Schulddienstverlening wordt alleen ingezet als verwacht mag worden dat die inzet bijdraagt aan een duurzame schuldenvrije toekomst. Daarnaast is het belangrijk dat de schuldenaar gemotiveerd is en zich volledig inzet om een schuldregeling tot een succesvol einde te brengen. Van de schuldenaar wordt verwacht dat hij voldoet aan zijn informatieplicht. Wijzigingen in de huishouding, gezins-, of inkomenssituatie kunnen van invloed zijn op het traject en de aflossingscapaciteit. Het is daarom noodzakelijk dat betrokkenen alle wijzigingen direct melden.

Verbetert de inkomenssituatie, dan wordt het hogere inkomen aangewend voor de aflossing van de schulden. Daarom wordt van de schuldenaar verwacht dat hij er alles aan doet om het inkomen te verhogen. Daarnaast moeten onnodige kosten worden vermeden. Een auto die niet medisch noodzakelijk is en/of niet noodzakelijk is voor het woon- werk verkeer, moet worden verkocht. Dit is in overeenstemming met de Recofa richtlijnen die ook voor de Wet schuldsanering natuurlijke personen (WSNP) gelden.

Er kan geen schuldregeling worden getroffen als er schulden zijn die niet voor een sanering of bemiddeling in aanmerking komen. Hiertoe behoren onder andere niet-saneerbare vorderingen en boetes van het Centraal justitieel incassobureau (CJIB), (niet afgeloste) fraudevorderingen en betwiste vorderingen zoals een niet afgeronde boedelscheiding. Het CJIB en DUO kunnen besluiten vorderingen wel te laten meelopen in een schuldregeling, zonder finale kwijting. Hierdoor kan iemand na een schuldregeling toch nog een restschuld bij het CJIB en/of DUO hebben, die hij of zij na afloop van de regeling alsnog moet aflossen.

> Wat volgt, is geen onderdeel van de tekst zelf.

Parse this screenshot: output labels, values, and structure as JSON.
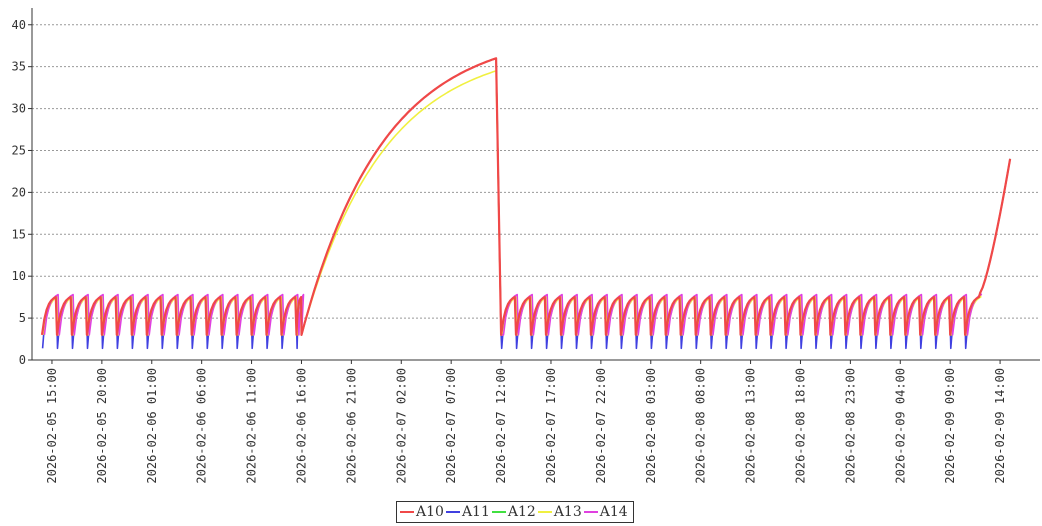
{
  "chart_data": {
    "type": "line",
    "title": "",
    "xlabel": "",
    "ylabel": "",
    "x_range": [
      "2026-02-05 13:00",
      "2026-02-09 18:00"
    ],
    "ylim": [
      0,
      42
    ],
    "y_ticks": [
      0,
      5,
      10,
      15,
      20,
      25,
      30,
      35,
      40
    ],
    "x_ticks": [
      "2026-02-05 15:00",
      "2026-02-05 20:00",
      "2026-02-06 01:00",
      "2026-02-06 06:00",
      "2026-02-06 11:00",
      "2026-02-06 16:00",
      "2026-02-06 21:00",
      "2026-02-07 02:00",
      "2026-02-07 07:00",
      "2026-02-07 12:00",
      "2026-02-07 17:00",
      "2026-02-07 22:00",
      "2026-02-08 03:00",
      "2026-02-08 08:00",
      "2026-02-08 13:00",
      "2026-02-08 18:00",
      "2026-02-08 23:00",
      "2026-02-09 04:00",
      "2026-02-09 09:00",
      "2026-02-09 14:00"
    ],
    "grid": "horizontal dashed",
    "legend_position": "bottom",
    "series": [
      {
        "name": "A10",
        "color": "#f04848"
      },
      {
        "name": "A11",
        "color": "#4040e0"
      },
      {
        "name": "A12",
        "color": "#40e040"
      },
      {
        "name": "A13",
        "color": "#f0f040"
      },
      {
        "name": "A14",
        "color": "#e040e0"
      }
    ],
    "pattern": {
      "sawtooth_period_hours": 1.5,
      "sawtooth_low": 3,
      "sawtooth_high": 7.5,
      "segment_1": {
        "start": "2026-02-05 14:00",
        "end": "2026-02-06 16:00"
      },
      "rise": {
        "start": "2026-02-06 16:00",
        "end": "2026-02-07 11:30",
        "from": 3,
        "to": 36
      },
      "drop": {
        "at": "2026-02-07 12:00",
        "to": 3
      },
      "segment_2": {
        "start": "2026-02-07 12:00",
        "end": "2026-02-09 12:00"
      },
      "final_rise": {
        "start": "2026-02-09 12:00",
        "end": "2026-02-09 15:00",
        "from": 8,
        "to": 24
      }
    }
  }
}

Voor fraudevorderingen wordt het beleid van de WSNP gevolgd. Toelating tot de WSNP is niet mogelijk als er de afgelopen vijf jaar sprake was van een nog niet (geheel) afgeloste fraudevordering. Het beleid voor de weigering tot toelating in een schuldregeling sluit hierbij aan op artikel 288 lid 2 onder c van de Failissementswet. Het weigeren van een schuldregeling op grond van herhaalde aanvraag kan in bijzondere situaties tot ongewenste effecten leiden. Bijvoorbeeld als iemand aantoonbaar buiten eigen schuld opnieuw in een problematische schuldsituatie terecht is gekomen.

De bevoegdheid van het college (op basis van de Algemene wet bestuursrecht) om in situaties van klaarblijkelijke hardheid alsnog een bepaalde voorziening toe te kennen, wordt met dit artikel nog eens benadrukt. Gezinnen met minderjarige thuiswonende kinderen hebben hierbij onze speciale aandacht. Waar mogelijk moet worden voorkomen dat deze kinderen als gevolg van deze schulden niet kunnen participeren in de samenleving.